The primary purpose of this assignment is to gain hands-on experience with multicore parallelism using the standard POSIX Pthreads library. including exposure to multithreading concepts such as mutexes and conditions. The secondary purpose of this assignment is to gain experience implementing a master/worker task queue model of parallel computation.
You will develop a parallel version of the serial program you can download from http://dicl.skku.edu/class/fall2019/multicore/skiplist.h http://dicl.skku.edu/class/fall2019/multicore/skiplist2.h http://dicl.skku.edu/class/fall2019/multicore/skiplist.cpp
The program reads a list of “qeuries” from a file. Each task consists of a character code indicating an action and a number. The character code can be either a “i” (for “insert”), “q” (for “qeury”), or “w” (for “wait”). The input file simulates workloads entering a multiprocessing key-value system. In a key-value store system, the “w” actions with number n would insert the number into a skiplist and then update a few global aggregate variables (sum and odd count). The “w” action provides a way to simulate a pause in incoming tasks.
For example, the following script simulates two initial tasks entering the system, followed by a 2-second delay. After the delay, another two insertion tasks and a query task enter the system.
i 20 i 15 w 2000 i 10 q 20 i 30
Using a purely serial processing system (as implemented in the provided skiplist.cpp), the above scenario will take 8 seconds to finish assuming each task takes 1 second except “i 15” takes 2 seconds:
t=0 t=1 t=2 t=3 t=4 t=5 t=6 t=7 t=8
| | | | | | | | |
| i 20 | i 15 | w 2000 | i 10 | q 20 | i 30 | serial version
The final output should match the following, i.e., sorted numbers in the first line, then sum and # odd): If the size of skiplist is greater than 200, printList() function prints only the first 200 elements of the list.
10 15 20 30
In this project you will extend this program to take advantage of a multicore CPU using a task queue model. In such a model, the main program spawns a set number of worker threads. You should read the number of worker threads from the command line as a second parameter. The main program and worker threads communicate using a task queue to keep track of tasks that still need to be processed.
Observe that if we use two worker threads, the same workload can be processed as the following.
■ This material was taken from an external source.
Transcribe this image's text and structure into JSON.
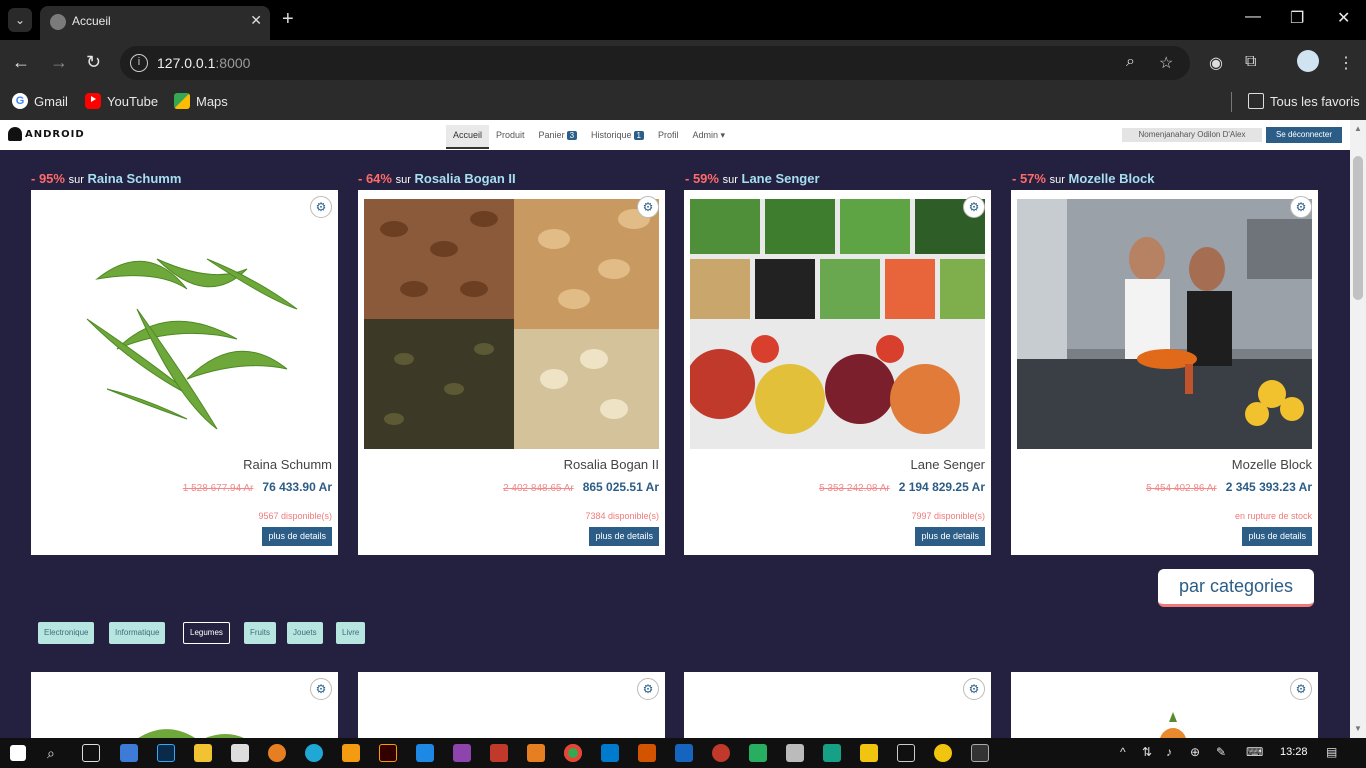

Note that this is just a example of possible execution scenarios.
t=0 t=1 t=2 t=3 t=4
| | | | |
| deq,deq | deq | deq | deq, deq | master
| i 20 | w 2000 | q 20 | worker 1
| i 15 | i 10 | i 30 | worker 2
This can be achieved by splitting the actual processing work out into worker threads that can work parallel to the original master thread. This allows the master thread to focus on receiving jobs while the worker thread focuses on doing the actual work. Note that the the purpose of “w” is to emulate an unexpected delay in worker threads.
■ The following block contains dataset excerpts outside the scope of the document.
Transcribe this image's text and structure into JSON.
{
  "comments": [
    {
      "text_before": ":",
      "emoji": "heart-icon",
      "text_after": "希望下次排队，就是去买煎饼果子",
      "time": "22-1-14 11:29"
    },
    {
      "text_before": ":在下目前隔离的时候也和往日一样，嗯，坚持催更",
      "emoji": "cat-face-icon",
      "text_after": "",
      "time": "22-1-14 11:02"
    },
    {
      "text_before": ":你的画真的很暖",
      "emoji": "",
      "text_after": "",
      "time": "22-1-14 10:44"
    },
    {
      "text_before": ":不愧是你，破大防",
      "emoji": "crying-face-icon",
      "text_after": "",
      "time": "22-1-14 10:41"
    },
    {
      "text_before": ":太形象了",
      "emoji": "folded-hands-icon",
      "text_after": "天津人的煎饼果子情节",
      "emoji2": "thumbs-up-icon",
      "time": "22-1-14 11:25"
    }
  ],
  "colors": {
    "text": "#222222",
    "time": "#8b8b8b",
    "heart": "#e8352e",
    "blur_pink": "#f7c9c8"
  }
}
Your program should work as follows. At the beginning of execution, the master thread spawns a set number of worker threads (given by a command line parameter). The worker threads are idle at first. Once the workers have been fully initialized, the master then begins to handle tasks from the input file by adding them to a task queue, waking up an idle worker thread (if there are any) for each task. When a thread is awakened, they begin to pull tasks from the queue and process them. If the queue ever runs out of tasks, the worker should block again until awakened by the master. If the worker encounters a “w” (wait) command, it waits the given number of seconds before continuing in the input file. After all tasks have been added to the queue, the master waits for the queue to be exhausted, waking idle threads as necessary to help. When the queue is empty, the master waits for non-idle workers to finish, then sets a global flag to indicate that the entire program is done, re-awakening all worker threads so that they can terminate. The master then cleans everything up and exits.
To implement the above system, you should use Pthread threads, mutexes, r/w locks, or conditions as covered in class. Your program should take the number of worker threads as the second command-line parameter; the performance on parallelizeable workloads should scale linearly with the number of threads.
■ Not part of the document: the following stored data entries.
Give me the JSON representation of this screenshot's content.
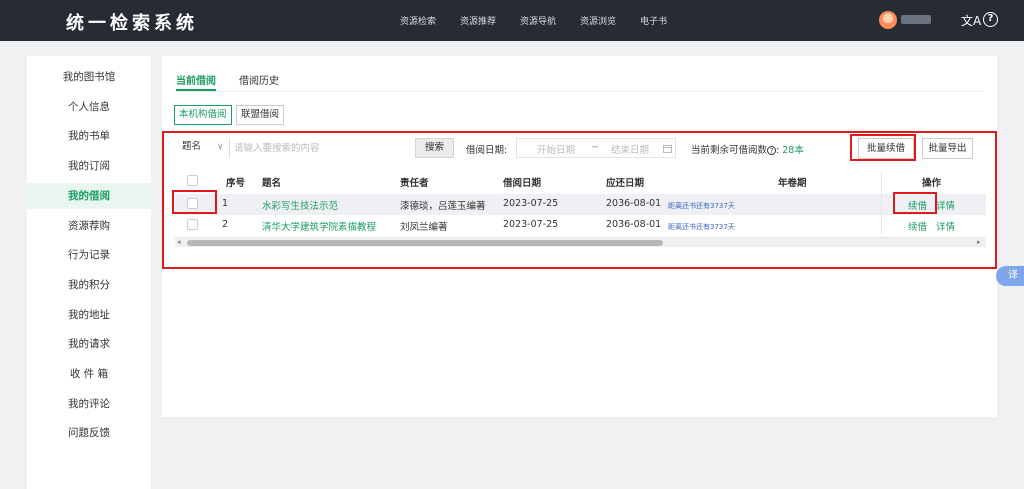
{
  "header": {
    "logo": "统一检索系统",
    "nav": [
      "资源检索",
      "资源推荐",
      "资源导航",
      "资源浏览",
      "电子书"
    ],
    "lang_glyph": "文A",
    "help_glyph": "?"
  },
  "sidebar": {
    "items": [
      {
        "label": "我的图书馆",
        "active": false
      },
      {
        "label": "个人信息",
        "active": false
      },
      {
        "label": "我的书单",
        "active": false
      },
      {
        "label": "我的订阅",
        "active": false
      },
      {
        "label": "我的借阅",
        "active": true
      },
      {
        "label": "资源荐购",
        "active": false
      },
      {
        "label": "行为记录",
        "active": false
      },
      {
        "label": "我的积分",
        "active": false
      },
      {
        "label": "我的地址",
        "active": false
      },
      {
        "label": "我的请求",
        "active": false
      },
      {
        "label": "收 件 箱",
        "active": false
      },
      {
        "label": "我的评论",
        "active": false
      },
      {
        "label": "问题反馈",
        "active": false
      }
    ]
  },
  "tabs": {
    "current": "当前借阅",
    "history": "借阅历史"
  },
  "subtabs": {
    "local": "本机构借阅",
    "union": "联盟借阅"
  },
  "search": {
    "field": "题名",
    "placeholder": "请输入要搜索的内容",
    "button": "搜索",
    "date_label": "借阅日期:",
    "start_placeholder": "开始日期",
    "separator": "~",
    "end_placeholder": "结束日期",
    "quota_label": "当前剩余可借阅数",
    "quota_colon": ":",
    "quota_value": "28本",
    "batch_renew": "批量续借",
    "batch_export": "批量导出"
  },
  "table": {
    "headers": {
      "index": "序号",
      "title": "题名",
      "author": "责任者",
      "borrow_date": "借阅日期",
      "due_date": "应还日期",
      "volume": "年卷期",
      "actions": "操作"
    },
    "rows": [
      {
        "index": "1",
        "title": "水彩写生技法示范",
        "author": "漆德琰，吕莲玉编著",
        "borrow_date": "2023-07-25",
        "due_date": "2036-08-01",
        "remain": "距离还书还有3737天",
        "renew": "续借",
        "detail": "详情"
      },
      {
        "index": "2",
        "title": "清华大学建筑学院素描教程",
        "author": "刘凤兰编著",
        "borrow_date": "2023-07-25",
        "due_date": "2036-08-01",
        "remain": "距离还书还有3737天",
        "renew": "续借",
        "detail": "详情"
      }
    ]
  },
  "translate_fab": "译",
  "colors": {
    "accent": "#1a9d63",
    "highlight": "#e0191e",
    "header_bg": "#262b34"
  }
}
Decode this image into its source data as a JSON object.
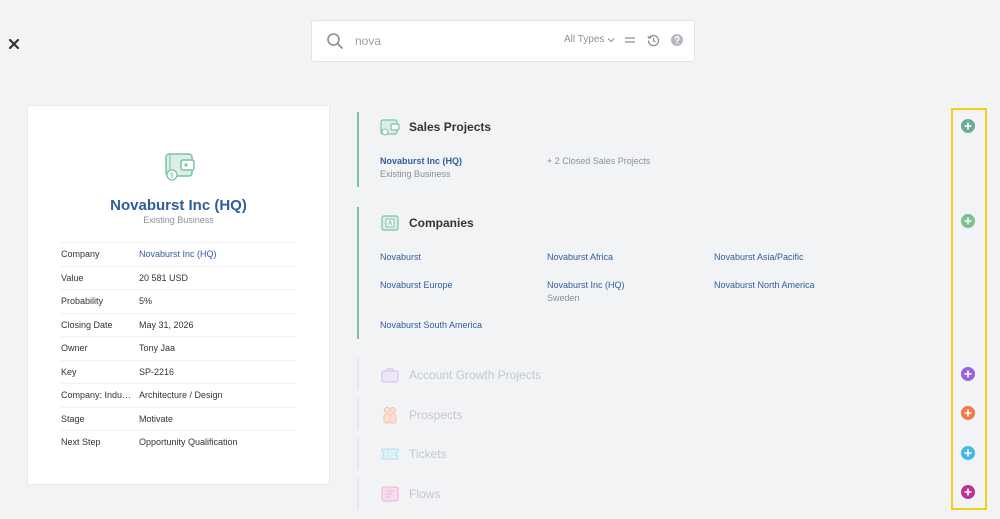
{
  "search": {
    "query": "nova",
    "types_label": "All Types",
    "icons": [
      "search-icon",
      "chevron-down-icon",
      "equals-icon",
      "history-icon",
      "help-icon"
    ]
  },
  "record": {
    "title": "Novaburst Inc (HQ)",
    "subtitle": "Existing Business",
    "icon": "wallet-icon",
    "fields": [
      {
        "label": "Company",
        "value": "Novaburst Inc (HQ)",
        "link": true
      },
      {
        "label": "Value",
        "value": "20 581 USD",
        "link": false
      },
      {
        "label": "Probability",
        "value": "5%",
        "link": false
      },
      {
        "label": "Closing Date",
        "value": "May 31, 2026",
        "link": false
      },
      {
        "label": "Owner",
        "value": "Tony Jaa",
        "link": false
      },
      {
        "label": "Key",
        "value": "SP-2216",
        "link": false
      },
      {
        "label": "Company: Industry",
        "value": "Architecture / Design",
        "link": false
      },
      {
        "label": "Stage",
        "value": "Motivate",
        "link": false
      },
      {
        "label": "Next Step",
        "value": "Opportunity Qualification",
        "link": false
      }
    ]
  },
  "sections": {
    "sales_projects": {
      "title": "Sales Projects",
      "item_name": "Novaburst Inc (HQ)",
      "item_sub": "Existing Business",
      "more": "+ 2 Closed Sales Projects"
    },
    "companies": {
      "title": "Companies",
      "items": [
        {
          "name": "Novaburst",
          "sub": ""
        },
        {
          "name": "Novaburst Africa",
          "sub": ""
        },
        {
          "name": "Novaburst Asia/Pacific",
          "sub": ""
        },
        {
          "name": "Novaburst Europe",
          "sub": ""
        },
        {
          "name": "Novaburst Inc (HQ)",
          "sub": "Sweden"
        },
        {
          "name": "Novaburst North America",
          "sub": ""
        },
        {
          "name": "Novaburst South America",
          "sub": ""
        }
      ]
    },
    "account_growth": {
      "title": "Account Growth Projects"
    },
    "prospects": {
      "title": "Prospects"
    },
    "tickets": {
      "title": "Tickets"
    },
    "flows": {
      "title": "Flows"
    }
  },
  "colors": {
    "accent_blue": "#2f5d9e",
    "section_green": "#7cc2a4",
    "add_sales": "#6aab96",
    "add_companies": "#7cbf93",
    "add_account_growth": "#9b63d6",
    "add_prospects": "#ef7a4a",
    "add_tickets": "#46b7e6",
    "add_flows": "#b8368f",
    "highlight": "#f3cf15"
  }
}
Note that skiplist2.h is an improved version of skiplist that stores multiple elements in each node. You can use either skiplist.h or skiplist2.h. If you want, you may further improve one of the two implementations. However, note that, if you make changes to skiplist, the critical section region may grow or shrink, which will affect the overall performance when a large number of threads are running.